Shock, disbelief, joy–these emotions flooded through me as I heard the host of the ceremonies announce, “We have a tie for first place for best Chinese Cuisine Cookbook in the World.” I looked at the screen on stage and my book, The Hakka Cookbook appeared alongside China’s finalist Da Dong Artistic Conception of Chinese Cuisine. I couldn’t believe it, my modest book, which took years to find a publisher was awarded Best Chinese Cuisine Cookbook in the World for 2012. My husband was so shocked, he almost forgot to take photos as I walked to the stage to receive my award certificate.

The day after the awards, I compared the finalists in my category. Interestingly, the two first place winners were complete opposites. I would almost consider the book from China an art book. Big and beautiful with glossy pages of lush color photos of stylized dishes, it seemed to be made for the coffee table rather than the kitchen. Recipes were chef-oriented.
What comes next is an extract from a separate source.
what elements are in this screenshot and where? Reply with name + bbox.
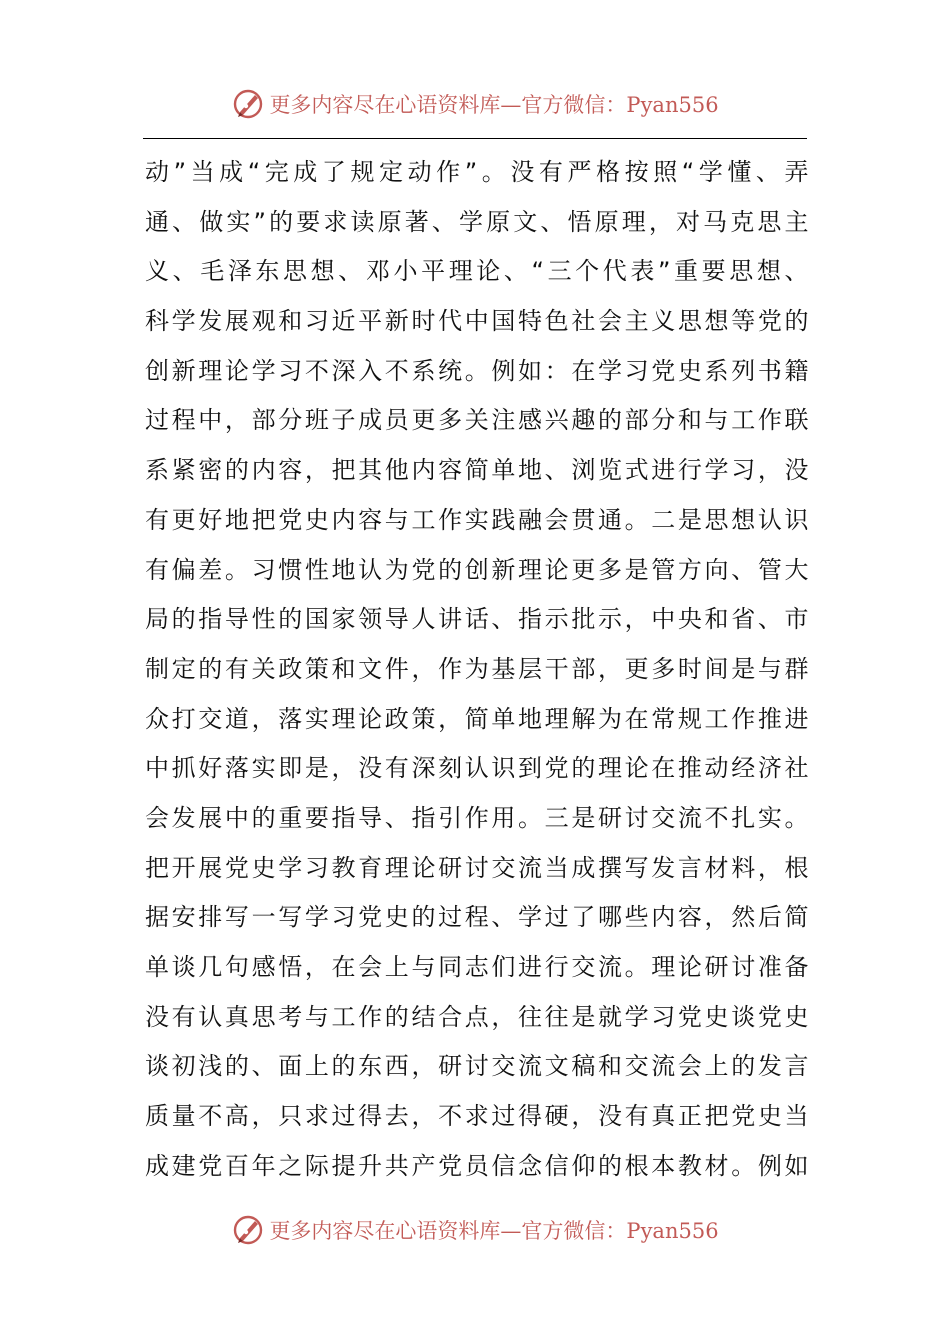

The Hakka Cookbook, the only finalist without color photos, used duo tone paintings by my brother, Alan Chong Lau, to illustrate the pages. Detailed recipes for comfort food was written for home cooks. Yet the book also contained history, and stories about the Hakka, a people and cuisine rarely written about. Perhaps the judges awarded both of us for innovation in different ways, we both explored new territory in unique presentations. Whatever the reasons, winning made my trip to Paris, even sweeter.